Great Conductors – Fritz Busch

0 of 5 stars

Fritz Busch
Beethoven, Brahms, Haydn, Mendelssohn, Mozart, Richard Strauss, Weber
Recorded 1936-51


Reviewed by: Bill Newman

Reviewed: August 2002
CD No: IMG Artists CZS 5 75103 2 (2 CDs)
Duration:

I was travelling down on a ’48’ weekend pass by coach to London from Hereford during my RAF training in 1951. Looking forward to hearing the Danish State Radio Symphony Orchestra at the Royal Festival Hall, I heard the radio announcement of conductor Fritz Busch’s passing. Erik Tuxen, Launy Grøndahl and Thomas Jensen assumed the responsibilities for the concerts ahead.
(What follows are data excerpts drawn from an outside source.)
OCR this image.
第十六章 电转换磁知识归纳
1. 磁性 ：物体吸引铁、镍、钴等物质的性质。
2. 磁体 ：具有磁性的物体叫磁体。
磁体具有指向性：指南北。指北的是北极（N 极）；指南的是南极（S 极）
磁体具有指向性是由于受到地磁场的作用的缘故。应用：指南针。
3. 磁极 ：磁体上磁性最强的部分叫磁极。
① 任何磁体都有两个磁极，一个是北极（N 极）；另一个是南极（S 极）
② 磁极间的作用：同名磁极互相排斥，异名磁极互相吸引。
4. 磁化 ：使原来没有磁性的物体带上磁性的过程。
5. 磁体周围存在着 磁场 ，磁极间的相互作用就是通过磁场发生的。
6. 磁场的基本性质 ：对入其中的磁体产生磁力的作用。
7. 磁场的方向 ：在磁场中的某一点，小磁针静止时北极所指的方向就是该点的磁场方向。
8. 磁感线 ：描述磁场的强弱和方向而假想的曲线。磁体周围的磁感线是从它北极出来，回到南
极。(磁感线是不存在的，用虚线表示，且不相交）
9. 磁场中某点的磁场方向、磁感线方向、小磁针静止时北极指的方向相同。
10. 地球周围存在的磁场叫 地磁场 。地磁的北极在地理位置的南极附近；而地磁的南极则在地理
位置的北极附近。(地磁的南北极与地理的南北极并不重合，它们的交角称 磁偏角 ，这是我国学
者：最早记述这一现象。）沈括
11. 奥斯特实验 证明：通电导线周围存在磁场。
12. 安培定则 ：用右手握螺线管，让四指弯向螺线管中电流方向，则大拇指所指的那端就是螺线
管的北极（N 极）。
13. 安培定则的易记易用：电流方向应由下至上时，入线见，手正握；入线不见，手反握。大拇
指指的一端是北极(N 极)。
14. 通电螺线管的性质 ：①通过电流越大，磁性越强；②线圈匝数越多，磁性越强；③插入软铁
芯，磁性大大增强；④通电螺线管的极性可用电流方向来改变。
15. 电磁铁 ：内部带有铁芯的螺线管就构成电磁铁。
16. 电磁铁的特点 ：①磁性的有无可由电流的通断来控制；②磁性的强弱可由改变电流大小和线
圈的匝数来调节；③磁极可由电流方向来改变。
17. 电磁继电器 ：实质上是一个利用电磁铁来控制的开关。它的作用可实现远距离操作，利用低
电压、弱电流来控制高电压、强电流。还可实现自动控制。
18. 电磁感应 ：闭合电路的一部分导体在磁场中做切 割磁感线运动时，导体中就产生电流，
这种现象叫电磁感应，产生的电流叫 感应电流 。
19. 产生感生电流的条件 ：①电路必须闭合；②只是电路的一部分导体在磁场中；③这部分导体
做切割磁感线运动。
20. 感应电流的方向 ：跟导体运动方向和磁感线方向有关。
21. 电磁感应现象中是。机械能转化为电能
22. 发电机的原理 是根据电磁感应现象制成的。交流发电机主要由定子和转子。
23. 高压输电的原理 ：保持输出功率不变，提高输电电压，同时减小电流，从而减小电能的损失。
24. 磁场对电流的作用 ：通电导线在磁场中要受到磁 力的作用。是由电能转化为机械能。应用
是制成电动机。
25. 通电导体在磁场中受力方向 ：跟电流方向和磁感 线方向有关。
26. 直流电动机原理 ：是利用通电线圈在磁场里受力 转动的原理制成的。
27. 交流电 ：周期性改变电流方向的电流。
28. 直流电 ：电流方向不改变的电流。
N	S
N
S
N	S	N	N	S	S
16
HMV ’Plum’ label 78rpm discs – EMI being far behind Decca in the LP stakes – were issued under Busch’s superb direction. He had brought the Danish Orchestra to the height of international excellence, and it is correct that Brahms’s Symphony No.2 (1947) and Haydn’s Sinfonia concertante be included here, excepting their release on other labels.

Live recordings of exceptional interest utilising the same forces provide the listener with examples of the conductor’s ’perfected’ mode of approach in well-tried repertoire: Beethoven’s Leonore II Overture, Mendelssohn’s ’Italian’ Symphony and Brahms’s Tragic Overture – all recorded in 1950 and offering a well-spring of fresh inspiration, moulded phrasing and superb response from the Danish players. Mozart’s ’Linz’ Symphony (1949) is also an advancement on the dim-sounding BBC Symphony version, while the 1948 Weber Der Freischütz overture is magnificent.

Strauss’s Don Juan with Beecham’s London Philharmonic is also a marvel of feathery-light articulated playing with its moments of perfectly judged drama.